Thanks for the information, $45 is cheap enough


----------



## btw0 (Jun 4, 2010)

I bought a Radeon HD 4350 which works perfectly fine.


----------



## fabiokaminski (Jul 8, 2010)

*any workaround to this?*

any workaround to this?
im using a vaio laptop.. so cant change anything... 

using vesa and suffering... 

but.. since this is a development "partition" it's enough..

humm.. i have a ubuntu , the same notebook ... i will checkout the driver used there
and see if theres something equal to bsd.. 

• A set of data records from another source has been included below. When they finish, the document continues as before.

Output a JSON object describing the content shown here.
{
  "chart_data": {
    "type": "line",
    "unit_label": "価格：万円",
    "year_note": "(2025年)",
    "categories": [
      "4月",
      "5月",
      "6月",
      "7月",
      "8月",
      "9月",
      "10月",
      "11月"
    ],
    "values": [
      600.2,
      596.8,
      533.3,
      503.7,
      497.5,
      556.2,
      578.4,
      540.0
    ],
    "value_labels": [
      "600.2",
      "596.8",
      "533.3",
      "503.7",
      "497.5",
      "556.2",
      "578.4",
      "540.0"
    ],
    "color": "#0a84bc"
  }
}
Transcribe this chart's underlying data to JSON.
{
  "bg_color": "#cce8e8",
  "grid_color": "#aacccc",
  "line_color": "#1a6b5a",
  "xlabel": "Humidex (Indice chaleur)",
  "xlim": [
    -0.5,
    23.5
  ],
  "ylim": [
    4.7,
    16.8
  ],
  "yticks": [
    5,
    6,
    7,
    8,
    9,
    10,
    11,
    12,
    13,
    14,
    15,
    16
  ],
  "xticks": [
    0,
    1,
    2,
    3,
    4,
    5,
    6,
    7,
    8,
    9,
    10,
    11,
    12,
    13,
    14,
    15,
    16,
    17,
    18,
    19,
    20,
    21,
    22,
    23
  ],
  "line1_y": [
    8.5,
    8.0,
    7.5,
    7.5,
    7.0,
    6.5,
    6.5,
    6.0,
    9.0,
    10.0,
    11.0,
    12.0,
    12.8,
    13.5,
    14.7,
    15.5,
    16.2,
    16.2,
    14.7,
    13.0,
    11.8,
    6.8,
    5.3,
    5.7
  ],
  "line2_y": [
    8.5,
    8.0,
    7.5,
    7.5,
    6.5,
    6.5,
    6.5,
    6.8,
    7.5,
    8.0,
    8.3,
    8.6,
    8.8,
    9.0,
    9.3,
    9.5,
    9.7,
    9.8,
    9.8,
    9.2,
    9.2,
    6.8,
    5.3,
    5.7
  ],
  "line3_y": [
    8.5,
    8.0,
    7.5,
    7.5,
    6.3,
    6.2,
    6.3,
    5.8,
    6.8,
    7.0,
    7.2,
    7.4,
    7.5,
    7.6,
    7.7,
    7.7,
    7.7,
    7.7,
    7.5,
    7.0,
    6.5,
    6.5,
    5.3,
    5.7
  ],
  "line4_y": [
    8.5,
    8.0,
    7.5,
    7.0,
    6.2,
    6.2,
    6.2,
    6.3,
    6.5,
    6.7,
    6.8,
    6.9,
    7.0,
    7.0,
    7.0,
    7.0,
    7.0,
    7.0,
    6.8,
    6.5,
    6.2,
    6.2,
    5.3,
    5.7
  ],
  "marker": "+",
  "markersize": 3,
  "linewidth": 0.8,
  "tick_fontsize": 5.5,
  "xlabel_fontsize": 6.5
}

why not to have a good bsd desktop too


----------



## ebros (Mar 28, 2011)

Just wondering if anybody has a working driver for this? I'm also stuck with using vesa right now and its kind of annoying already.  Does anybody know when the driver will become available? I hope it will be soon. I don't want to go back to using linux


----------



## yurigor (Apr 13, 2011)

ebros said:
			
		

> Just wondering if anybody has a working driver for this? I'm also stuck with using vesa right now and its kind of annoying already.  Does anybody know when the driver will become available? I hope it will be soon. I don't want to go back to using linux



Take a look here, Konstantin working on it.


----------



## ebros (Apr 18, 2011)

This is really a great news. 
Best of luck to Konstantin! I hope the driver will be completed soon.


----------